Mulai muncul isu di pemberitaan media tentang pelemahan KPK beberapa bulan yang lalu, hal ini mulai terlihat dari penurunan kepercayaan terhadap KPK. Jika, KPK yang dulu sering sekali mengungkap kasus korupsi, saat ini kredibilitas KPK menurun (kasus Harun Masiku belum tertangkap).

Febri yang sudah 5 tahun bekerja di lembaga anti-rasuah tersebut membeberkan gambaran penting yang mempengaruhi keberhasilan KPK di berbagai dunia. Terdapat tiga faktor utama yang pertama political will yaitu komitmen politik yang kuat akan menentukan berhasil atau tidak berhasilnya pemberantasan korupsi di sebuah negara tersebut. Kedua, Independensi kelembagaannya (aspek lembaga, aspek fungsi dan pegawai yang akan melaksanakan semua tugasnya). Ketiga, seberapa besar lembaga itu dimiliki atau didukung oleh publik (Indonesia). Publik bisa menilai sendiri KPK saat ini, seperti misalnya bila ada orang yang bermasalah didalamnya maka proseslah mereka.

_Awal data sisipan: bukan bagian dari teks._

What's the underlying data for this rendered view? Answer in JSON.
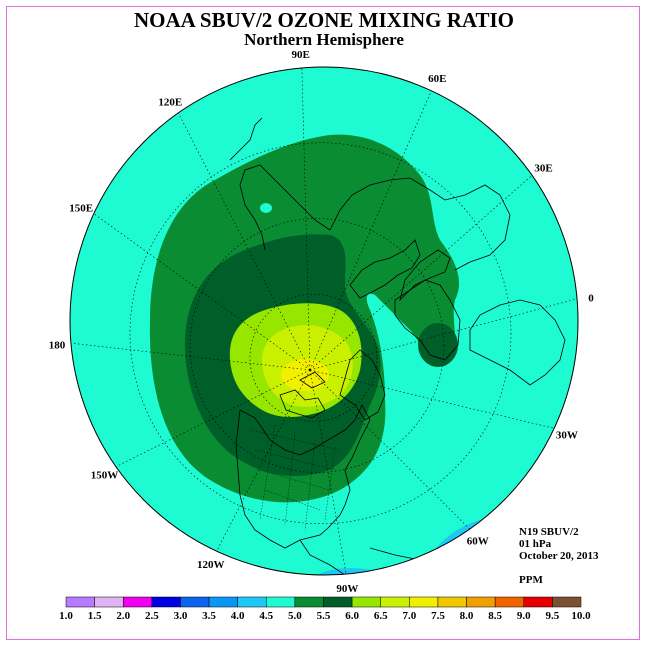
{
  "title": "NOAA SBUV/2 OZONE MIXING RATIO",
  "subtitle": "Northern Hemisphere",
  "info": {
    "instrument": "N19 SBUV/2",
    "level": "01 hPa",
    "date": "October 20, 2013",
    "units": "PPM"
  },
  "meridian_labels": [
    {
      "text": "90E",
      "lon": 90
    },
    {
      "text": "60E",
      "lon": 60
    },
    {
      "text": "30E",
      "lon": 30
    },
    {
      "text": "0",
      "lon": 0
    },
    {
      "text": "30W",
      "lon": -30
    },
    {
      "text": "60W",
      "lon": -60
    },
    {
      "text": "90W",
      "lon": -90
    },
    {
      "text": "120W",
      "lon": -120
    },
    {
      "text": "150W",
      "lon": -150
    },
    {
      "text": "180",
      "lon": 180
    },
    {
      "text": "150E",
      "lon": 150
    },
    {
      "text": "120E",
      "lon": 120
    }
  ],
  "colorbar": {
    "labels": [
      "1.0",
      "1.5",
      "2.0",
      "2.5",
      "3.0",
      "3.5",
      "4.0",
      "4.5",
      "5.0",
      "5.5",
      "6.0",
      "6.5",
      "7.0",
      "7.5",
      "8.0",
      "8.5",
      "9.0",
      "9.5",
      "10.0"
    ],
    "colors": [
      "#b77bff",
      "#e0b4f4",
      "#f000f0",
      "#0000e0",
      "#0a64f0",
      "#0a96f4",
      "#1ec8f4",
      "#1efad2",
      "#0a8c32",
      "#005f28",
      "#96e600",
      "#c8f000",
      "#f0f000",
      "#f0c800",
      "#f0a000",
      "#f06400",
      "#e60000",
      "#7d5032"
    ]
  },
  "colors": {
    "level_4_5_5_0": "#1efad2",
    "level_5_0_5_5": "#0a8c32",
    "level_5_5_6_0": "#005f28",
    "level_6_0_6_5": "#96e600",
    "level_6_5_7_0": "#c8f000",
    "level_7_0_7_5": "#f0f000",
    "level_4_0_4_5": "#1ec8f4"
  }
}
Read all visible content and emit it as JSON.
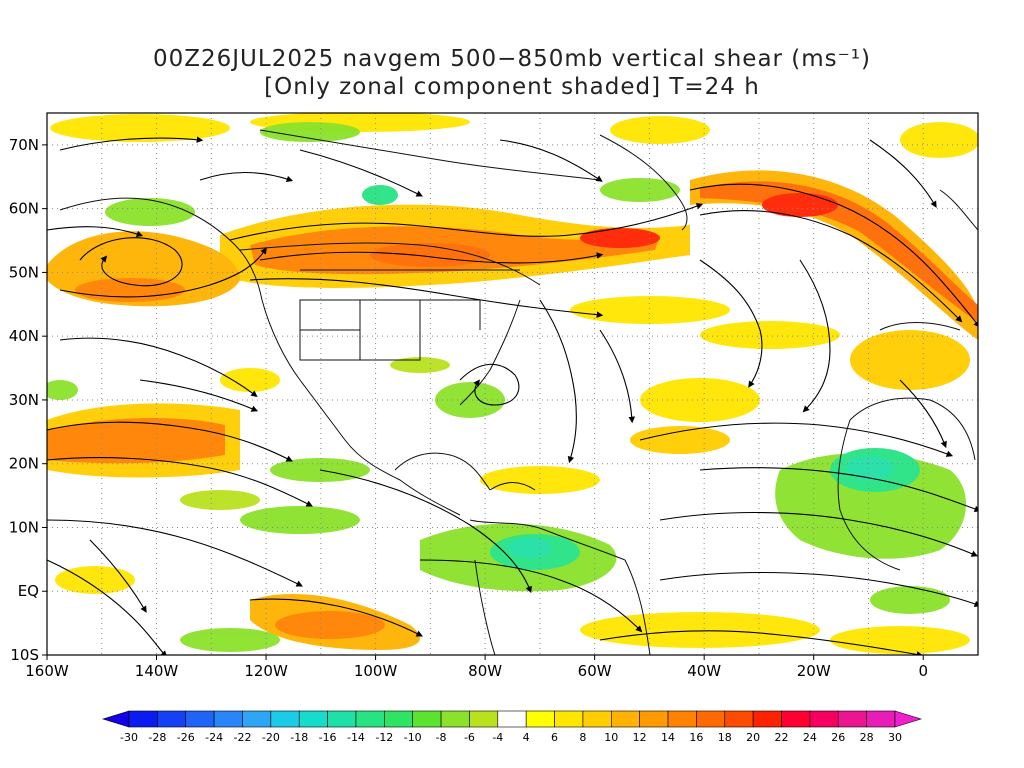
{
  "title": {
    "line1": "00Z26JUL2025 navgem 500−850mb vertical shear (ms⁻¹)",
    "line2": "[Only zonal component shaded] T=24 h"
  },
  "map": {
    "lon_range": [
      -160,
      10
    ],
    "lat_range": [
      -10,
      75
    ],
    "lat_labels": [
      "70N",
      "60N",
      "50N",
      "40N",
      "30N",
      "20N",
      "10N",
      "EQ",
      "10S"
    ],
    "lat_values": [
      70,
      60,
      50,
      40,
      30,
      20,
      10,
      0,
      -10
    ],
    "lon_labels": [
      "160W",
      "140W",
      "120W",
      "100W",
      "80W",
      "60W",
      "40W",
      "20W",
      "0"
    ],
    "lon_values": [
      -160,
      -140,
      -120,
      -100,
      -80,
      -60,
      -40,
      -20,
      0
    ]
  },
  "colorbar": {
    "labels": [
      "-30",
      "-28",
      "-26",
      "-24",
      "-22",
      "-20",
      "-18",
      "-16",
      "-14",
      "-12",
      "-10",
      "-8",
      "-6",
      "-4",
      "4",
      "6",
      "8",
      "10",
      "12",
      "14",
      "16",
      "18",
      "20",
      "22",
      "24",
      "26",
      "28",
      "30"
    ],
    "colors": [
      "#0a1cf0",
      "#1441f5",
      "#1f64f7",
      "#2a86f8",
      "#2fa6f5",
      "#1ccbe8",
      "#18dccb",
      "#1fe0a6",
      "#27e384",
      "#2fe463",
      "#5ae430",
      "#8be22b",
      "#b9e21e",
      "#ffffff",
      "#ffff00",
      "#ffe600",
      "#ffcd00",
      "#ffb300",
      "#ff9a00",
      "#ff8200",
      "#ff6a00",
      "#ff4b00",
      "#ff2200",
      "#ff0030",
      "#f50060",
      "#ec1490",
      "#e81cb6"
    ],
    "end_low": "#1400e6",
    "end_high": "#f020d2"
  }
}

Saya tahu tentang mas Febri Diansyah melalui media ketika KPK menangani kasus Setya Novanto dan beberapa Operasi Tangkap Tangan (OTT) kasus korupsi. Jubirnya kalem, tenang, tapi tegas. Hal yang saya suka dari mas Febri adalah sikap tenangnya, banyak perkataan yang mengarah kepadanya namun selalu bisa dijawab secara logis dan jelas (kalem). Saya selalu tertarik dengan berbagai isu korupsi seperti kata Ekonom senior Institute for Development of Economics and Finance (Indef) Faisal Basri yang mengatakan bahwa korupsi jadi masalah utama untuk investasi di Indonesia. “Investasi tidak ada masalah. Ibarat kita makan yang bergizi tapi berat badan tidak naik. Banyak cacing di perut, itu namanya korupsi. Korupsi bikin investor dalam negeri sakit kepala. Nomor satu korupsi dan nomor dua birokrasi yang tidak efisien,” ujarnya di acara Mata Najwa.

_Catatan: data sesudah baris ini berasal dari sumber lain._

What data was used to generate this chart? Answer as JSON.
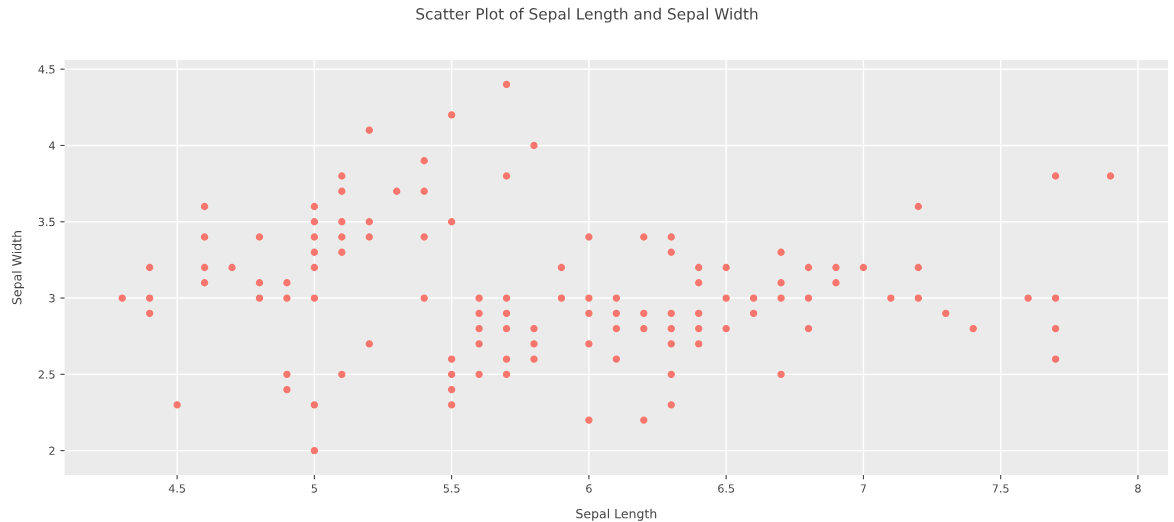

Febri Diansyah sudah menjadi jubir KPK selama tiga periode kepemimpinan yaitu Abraham Samad, Agus Rahardjo dan Firy Bahuri. Ia merupakan lulusan Universitas Gajah Mada Fakultas Hukum (2007). Pria kelahiran Padang 8 Februari 1983 tersebut pernah aktif di LSM Indonesia Corruption Watch selama 7 tahun. Ia ditempatkan dibagian program monitoring hukum dan peradilan dengan tugas memantau jalannya proses peradilan kasus-kasus korupsi di Indonesia. Febri mendapatkan penghargaan dari lembaga riset politik Charta Politika Indonesia atas isu-isu korupsi.

Febri berencana akan aktif di bidang advokasi publik yang menangani para korban korupsi. Seperti, korupsi kehutanan atau terkait pertambangan berdampak terhadap masyarakat sekitarnya. 👍👍👍👍👍👍👍👍👍.